Saturday, February 10, 2007

IAN RICHARDSON - 1934-2007


How very sad to read of Ian Richardson’s death yesterday.

Most of us, of non-Shakesperian stock, knew him through his acting on Television and in films, and it’s only when you read his “credits” that you realise the sheer volume of his work. He almost had two careers, firstly as a leading Shakesperian actor with the RSC until 1975, and latterly, following a nervous breakdown, as a hugely distinctive actor on TV and film. Think of the raft of “good” series on TV, and Richardson seemed to have been in most of them - Tinker, Tailor, Soldier, Spy, Porterhouse Blue, Blunt (was ever a man better suited to a character?), Gormenghast and Bleak House to name but a few.

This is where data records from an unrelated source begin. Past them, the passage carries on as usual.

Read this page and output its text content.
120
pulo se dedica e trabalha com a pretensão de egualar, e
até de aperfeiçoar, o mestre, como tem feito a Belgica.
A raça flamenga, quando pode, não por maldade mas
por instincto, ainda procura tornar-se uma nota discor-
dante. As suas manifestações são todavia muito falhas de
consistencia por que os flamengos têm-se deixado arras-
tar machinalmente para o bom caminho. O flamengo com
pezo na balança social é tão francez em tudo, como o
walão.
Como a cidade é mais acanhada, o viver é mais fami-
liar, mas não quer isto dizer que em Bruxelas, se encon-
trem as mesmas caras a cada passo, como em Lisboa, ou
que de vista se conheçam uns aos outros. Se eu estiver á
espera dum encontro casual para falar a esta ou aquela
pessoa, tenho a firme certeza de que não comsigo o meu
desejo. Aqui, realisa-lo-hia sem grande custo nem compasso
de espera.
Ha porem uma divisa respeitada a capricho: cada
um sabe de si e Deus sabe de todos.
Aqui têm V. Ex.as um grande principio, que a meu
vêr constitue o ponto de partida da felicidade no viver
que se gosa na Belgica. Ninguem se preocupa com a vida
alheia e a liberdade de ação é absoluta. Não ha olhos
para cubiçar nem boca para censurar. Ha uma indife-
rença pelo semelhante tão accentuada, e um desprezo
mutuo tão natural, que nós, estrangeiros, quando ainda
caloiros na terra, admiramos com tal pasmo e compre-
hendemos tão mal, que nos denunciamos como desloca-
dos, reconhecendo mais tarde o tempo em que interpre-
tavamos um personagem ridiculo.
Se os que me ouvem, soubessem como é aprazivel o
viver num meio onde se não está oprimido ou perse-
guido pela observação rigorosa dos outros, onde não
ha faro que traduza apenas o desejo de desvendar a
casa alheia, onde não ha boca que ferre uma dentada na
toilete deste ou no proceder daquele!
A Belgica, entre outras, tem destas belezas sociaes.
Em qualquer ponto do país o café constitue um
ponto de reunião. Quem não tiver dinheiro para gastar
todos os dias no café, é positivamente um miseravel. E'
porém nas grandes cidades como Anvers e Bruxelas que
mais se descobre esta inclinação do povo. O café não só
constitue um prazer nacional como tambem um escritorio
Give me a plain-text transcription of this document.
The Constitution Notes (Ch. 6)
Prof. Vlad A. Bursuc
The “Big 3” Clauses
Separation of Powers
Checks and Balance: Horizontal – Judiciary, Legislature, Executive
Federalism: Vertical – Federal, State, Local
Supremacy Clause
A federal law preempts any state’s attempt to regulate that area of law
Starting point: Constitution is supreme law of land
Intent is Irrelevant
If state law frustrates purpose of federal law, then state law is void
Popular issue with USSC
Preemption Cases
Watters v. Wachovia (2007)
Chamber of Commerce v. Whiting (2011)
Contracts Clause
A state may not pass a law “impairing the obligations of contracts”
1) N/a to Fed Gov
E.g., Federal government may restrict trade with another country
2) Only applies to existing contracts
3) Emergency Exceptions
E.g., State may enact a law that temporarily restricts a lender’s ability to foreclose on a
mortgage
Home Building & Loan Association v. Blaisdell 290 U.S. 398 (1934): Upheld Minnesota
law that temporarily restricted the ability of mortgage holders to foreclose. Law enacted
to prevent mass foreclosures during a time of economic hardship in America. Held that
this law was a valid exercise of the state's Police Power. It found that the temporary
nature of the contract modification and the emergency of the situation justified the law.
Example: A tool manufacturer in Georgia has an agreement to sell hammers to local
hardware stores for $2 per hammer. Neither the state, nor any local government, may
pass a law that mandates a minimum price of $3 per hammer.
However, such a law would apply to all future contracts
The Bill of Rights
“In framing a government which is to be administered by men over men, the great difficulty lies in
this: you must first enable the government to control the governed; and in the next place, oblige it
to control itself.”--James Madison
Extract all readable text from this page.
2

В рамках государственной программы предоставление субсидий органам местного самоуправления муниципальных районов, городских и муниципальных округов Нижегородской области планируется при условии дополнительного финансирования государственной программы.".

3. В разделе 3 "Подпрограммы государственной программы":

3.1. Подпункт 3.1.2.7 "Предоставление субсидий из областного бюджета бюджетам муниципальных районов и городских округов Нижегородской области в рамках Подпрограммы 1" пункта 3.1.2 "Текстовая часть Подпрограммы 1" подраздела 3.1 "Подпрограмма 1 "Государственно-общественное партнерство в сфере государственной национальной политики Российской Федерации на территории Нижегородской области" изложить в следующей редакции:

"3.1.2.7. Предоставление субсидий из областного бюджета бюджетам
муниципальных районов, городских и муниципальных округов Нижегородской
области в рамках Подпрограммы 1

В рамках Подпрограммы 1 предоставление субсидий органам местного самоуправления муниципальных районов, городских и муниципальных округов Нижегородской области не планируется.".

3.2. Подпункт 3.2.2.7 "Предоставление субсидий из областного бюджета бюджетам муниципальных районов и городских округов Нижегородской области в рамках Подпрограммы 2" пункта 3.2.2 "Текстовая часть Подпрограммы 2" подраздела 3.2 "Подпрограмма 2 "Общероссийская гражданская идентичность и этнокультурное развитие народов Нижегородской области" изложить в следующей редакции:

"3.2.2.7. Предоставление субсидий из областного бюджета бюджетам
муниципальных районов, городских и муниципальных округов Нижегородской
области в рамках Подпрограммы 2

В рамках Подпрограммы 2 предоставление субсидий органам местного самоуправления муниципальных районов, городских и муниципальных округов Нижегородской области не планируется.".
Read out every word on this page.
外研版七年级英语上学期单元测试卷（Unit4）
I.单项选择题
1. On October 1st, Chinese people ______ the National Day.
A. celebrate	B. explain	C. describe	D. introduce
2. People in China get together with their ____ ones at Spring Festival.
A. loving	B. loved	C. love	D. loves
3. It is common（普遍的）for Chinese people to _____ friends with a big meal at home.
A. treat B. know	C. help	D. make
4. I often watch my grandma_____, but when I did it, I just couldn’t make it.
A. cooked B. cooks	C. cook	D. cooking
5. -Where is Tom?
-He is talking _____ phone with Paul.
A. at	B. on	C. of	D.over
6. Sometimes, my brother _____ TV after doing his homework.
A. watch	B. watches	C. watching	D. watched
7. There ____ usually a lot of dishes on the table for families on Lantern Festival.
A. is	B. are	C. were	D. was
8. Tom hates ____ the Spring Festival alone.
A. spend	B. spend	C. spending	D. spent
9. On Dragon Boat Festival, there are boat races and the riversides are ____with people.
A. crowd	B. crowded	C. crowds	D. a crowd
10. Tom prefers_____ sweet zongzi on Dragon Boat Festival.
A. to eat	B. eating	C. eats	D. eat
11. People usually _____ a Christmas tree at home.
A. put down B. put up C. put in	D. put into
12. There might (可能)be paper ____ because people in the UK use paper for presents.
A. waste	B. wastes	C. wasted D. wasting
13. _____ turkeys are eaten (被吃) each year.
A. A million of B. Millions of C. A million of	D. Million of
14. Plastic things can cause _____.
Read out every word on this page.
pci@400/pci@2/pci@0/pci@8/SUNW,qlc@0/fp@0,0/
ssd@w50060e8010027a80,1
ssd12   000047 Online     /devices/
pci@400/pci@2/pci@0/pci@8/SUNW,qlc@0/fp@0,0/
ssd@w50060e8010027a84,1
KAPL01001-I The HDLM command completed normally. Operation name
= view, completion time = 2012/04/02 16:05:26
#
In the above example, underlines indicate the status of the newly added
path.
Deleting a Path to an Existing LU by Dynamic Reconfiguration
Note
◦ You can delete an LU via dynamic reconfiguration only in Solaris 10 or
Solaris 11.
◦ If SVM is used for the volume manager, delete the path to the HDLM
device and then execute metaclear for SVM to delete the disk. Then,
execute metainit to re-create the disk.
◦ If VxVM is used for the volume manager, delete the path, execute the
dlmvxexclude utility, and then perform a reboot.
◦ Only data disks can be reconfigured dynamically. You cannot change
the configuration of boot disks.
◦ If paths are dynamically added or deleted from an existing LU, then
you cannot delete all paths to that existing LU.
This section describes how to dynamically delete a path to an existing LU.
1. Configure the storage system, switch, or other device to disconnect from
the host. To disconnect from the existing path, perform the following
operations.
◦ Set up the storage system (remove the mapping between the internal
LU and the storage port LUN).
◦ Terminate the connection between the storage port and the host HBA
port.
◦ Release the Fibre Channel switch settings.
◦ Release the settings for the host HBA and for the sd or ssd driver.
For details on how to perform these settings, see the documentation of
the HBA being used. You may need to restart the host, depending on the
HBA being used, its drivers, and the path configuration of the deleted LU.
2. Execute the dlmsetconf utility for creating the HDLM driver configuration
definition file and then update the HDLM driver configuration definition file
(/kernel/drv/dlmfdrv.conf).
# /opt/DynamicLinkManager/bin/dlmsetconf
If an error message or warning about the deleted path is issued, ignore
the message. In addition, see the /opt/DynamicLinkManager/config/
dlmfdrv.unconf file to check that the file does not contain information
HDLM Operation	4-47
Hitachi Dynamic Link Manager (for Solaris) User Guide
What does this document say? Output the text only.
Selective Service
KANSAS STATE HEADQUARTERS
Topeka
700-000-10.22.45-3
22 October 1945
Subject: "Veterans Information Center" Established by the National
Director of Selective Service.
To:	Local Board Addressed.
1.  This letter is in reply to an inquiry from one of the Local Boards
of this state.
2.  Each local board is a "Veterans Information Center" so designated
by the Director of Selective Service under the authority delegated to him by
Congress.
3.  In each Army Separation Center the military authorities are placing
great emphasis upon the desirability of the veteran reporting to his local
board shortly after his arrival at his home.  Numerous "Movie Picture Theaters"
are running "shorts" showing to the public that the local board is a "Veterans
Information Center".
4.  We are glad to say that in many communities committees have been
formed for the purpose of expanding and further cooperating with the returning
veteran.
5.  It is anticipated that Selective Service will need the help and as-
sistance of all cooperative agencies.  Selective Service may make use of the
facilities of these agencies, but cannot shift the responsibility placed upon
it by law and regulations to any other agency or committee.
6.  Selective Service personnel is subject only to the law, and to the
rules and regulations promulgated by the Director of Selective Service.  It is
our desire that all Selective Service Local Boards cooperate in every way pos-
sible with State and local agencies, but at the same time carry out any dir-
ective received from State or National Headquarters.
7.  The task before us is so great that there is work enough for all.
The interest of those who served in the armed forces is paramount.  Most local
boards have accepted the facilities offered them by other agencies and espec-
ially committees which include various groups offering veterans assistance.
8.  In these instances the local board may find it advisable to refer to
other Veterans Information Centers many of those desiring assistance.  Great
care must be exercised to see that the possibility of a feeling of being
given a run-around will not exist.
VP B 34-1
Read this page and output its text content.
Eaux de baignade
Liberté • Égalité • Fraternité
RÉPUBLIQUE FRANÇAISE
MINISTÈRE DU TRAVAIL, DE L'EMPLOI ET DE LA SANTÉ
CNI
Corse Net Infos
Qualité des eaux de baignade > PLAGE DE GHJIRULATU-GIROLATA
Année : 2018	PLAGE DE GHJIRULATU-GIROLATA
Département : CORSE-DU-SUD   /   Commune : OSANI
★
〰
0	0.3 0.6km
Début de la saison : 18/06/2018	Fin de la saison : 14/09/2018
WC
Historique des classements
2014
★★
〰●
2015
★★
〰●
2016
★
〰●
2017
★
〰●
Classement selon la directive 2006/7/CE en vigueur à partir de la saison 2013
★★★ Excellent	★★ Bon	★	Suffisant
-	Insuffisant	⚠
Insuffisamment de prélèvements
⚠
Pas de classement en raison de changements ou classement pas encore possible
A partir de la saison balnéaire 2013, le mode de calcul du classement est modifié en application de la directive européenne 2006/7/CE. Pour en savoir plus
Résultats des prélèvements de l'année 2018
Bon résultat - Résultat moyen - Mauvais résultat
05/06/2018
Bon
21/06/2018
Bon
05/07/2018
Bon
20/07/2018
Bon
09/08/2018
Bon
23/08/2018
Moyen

But his portrayal of the monstrous Francis Urquhart in the masterly "House of Cards" Trilogy is the one part of his which will stay in my mind for ever. Strangely, having very recently got a bit sick of the current Government dancing around their individual handbags over the “Cash for Questions” affair, I played “House of Cards” again. Once you start watching, you can’t stop – it’s riveting stuff, even 15 years on. It loses none of its sinister blackness, and Richardson’s cold, dark, precise and deliberate playing of Urquhart gives you a real sense of the creeps, and makes you believe that the things that went on in the three series could actually happen.

Of course, in the cold light of day, the idea of the Prime Minister throwing one of his advisors/mistresses off the parapet of the Palace of Westminster does strike one as a tad improbable. But, I’ll bet there are a lot of High-Up politicians over the last 15 years whose personal video copy of that sequence has worn a bit thin through overzealous use of the pause button. You can just imagine them thinking – “I just wonder…..”.

1 comment:

287.5-kV said...

The best television of recent time. Far outpacing any programs, except competing very strongly with "Breaking Bad." BBC accomplished much with this program and the writing of the scripts was far above excellent. Wished it could have been an on-going drama over the many years beyond its three-part segments 1990-1996. I do miss Ian Richardson. His death was sudden and unexpected. A major loss to his art.